Speculanten hebben shortposities in de in Chicago verhandelde maïs geschrapt voordat de Amerikaanse overheid vorige week de oogstvooruitzichten bekendmaakte, maar geldbeheerders hielden ternauwernood vast aan de stijgende sojabenadering die ze sinds begin 2020 aanhielden.

De dagen voorafgaand aan de rapporten van 12 oktober van het Amerikaanse ministerie van Landbouw kenmerkten zich door een rustige handel in CBOT maïs en sojafutures, die beide fractioneel lager dreven in de week die eindigde op 10 oktober.

Tijdens die week verlaagden money managers hun netto short in CBOT-maïsfutures en -opties tot 112.691 contracten, van 159.433 een week eerder, wat hun grootste ronde van netto aankopen sinds eind juli markeerde. Dit was grotendeels het gevolg van short covering, hoewel er ook een handvol nieuwe longs waren.

De recente short covering in maïs kan seizoensgebonden zijn op basis van historische positiegegevens. Geldbeheerders waren ook bearish op maïs rond deze tijd van het jaar van 2016 tot 2019, en net als dit jaar markeerde eind september de bodem van de netto short fondsen in drie van die vier jaren (niet 2017).

December maïsfutures bereikten hun Amerikaanse oogstdieptepunt halverwege september in 2016, 2018 en 2019, en tot nu toe ligt het oogstdieptepunt voor december 2023 maïs op 19 september op $4,67-3/4 per bushel.

Geldbeheerders verminderden in de week die eindigde op 10 oktober hun netto long in CBOT sojafutures en -opties tot 2.166 contracten, van 5.001 een week eerder, voornamelijk door longs te verkopen. Geldbeheerders hebben sinds april 2020 geen bearish soja-standpunt meer ingenomen, maar zijn een paar keer dichtbij geweest.

Over het geheel genomen hielden speculanten echter een netto shortpositie in sojabonen tot en met 10 oktober, omdat andere rapporteerbare handelaren tijdens de week slechts kleine netto kopers waren. Dat kleine nettotekort werd voor het eerst sinds maart 2020 in de voorgaande week vastgesteld.

USDA raamde de Amerikaanse maïs- en sojabonenopbrengsten donderdag lager dan de marktverwachtingen, wat de prijzen hoger stuurde.

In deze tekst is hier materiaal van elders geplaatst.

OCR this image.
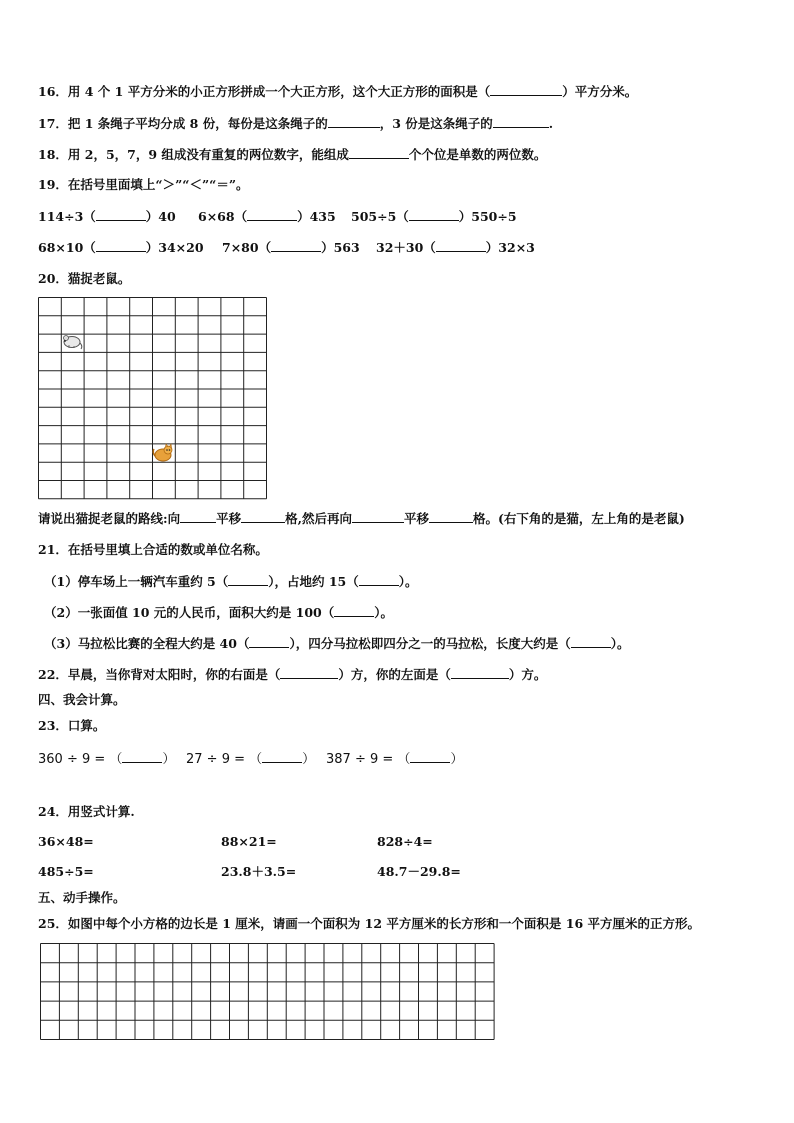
16．用 4 个 1 平方分米的小正方形拼成一个大正方形，这个大正方形的面积是（	）平方分米。
17．把 1 条绳子平均分成 8 份，每份是这条绳子的	，3 份是这条绳子的	.
18．用 2，5，7，9 组成没有重复的两位数字，能组成	个个位是单数的两位数。
19．在括号里面填上“＞”“＜”“＝”。
114÷3（	）40 6×68（	）435 505÷5（	）550÷5
68×10（	）34×20 7×80（	）563 32＋30（	）32×3
20．猫捉老鼠。
请说出猫捉老鼠的路线:向	平移	格,然后再向	平移	格。(右下角的是猫，左上角的是老鼠)
21．在括号里填上合适的数或单位名称。
（1）停车场上一辆汽车重约 5（	），占地约 15（	）。
（2）一张面值 10 元的人民币，面积大约是 100（	）。
（3）马拉松比赛的全程大约是 40（	），四分马拉松即四分之一的马拉松，长度大约是（	）。
22．早晨，当你背对太阳时，你的右面是（	）方，你的左面是（	）方。
四、我会计算。
23．口算。
360 ÷ 9 = （	） 27 ÷ 9 = （	） 387 ÷ 9 = （	）
24．用竖式计算.
36×48=	88×21=	828÷4=
485÷5=	23.8＋3.5=	48.7－29.8=
五、动手操作。
25．如图中每个小方格的边长是 1 厘米，请画一个面积为 12 平方厘米的长方形和一个面积是 16 平方厘米的正方形。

CBOT sojabonen stegen de afgelopen drie sessies met 0,7% en maïs voegde 1,6% toe.

Vóór het rapport van donderdag hadden de meest actieve sojabonen echter hun laagste niveau sinds december 2021 bereikt, en decembermaïs wordt sinds 21 aug. onder $5 per bushel verhandeld.

SOJAPRODUCTEN EN TARWE

Geldbeheerders zijn sinds juni bullish in CBOT sojaolie futures en opties, maar sojafutures zijn de afgelopen weken onder druk komen te staan. Dat is gedeeltelijk te wijten aan de kelderende prijzen voor op biomassa gebaseerde (D4) credits < RIN-D4-US>, die helpen om de bijmengwetten voor biobrandstoffen onder de Amerikaanse Renewable Fuel Standard te handhaven.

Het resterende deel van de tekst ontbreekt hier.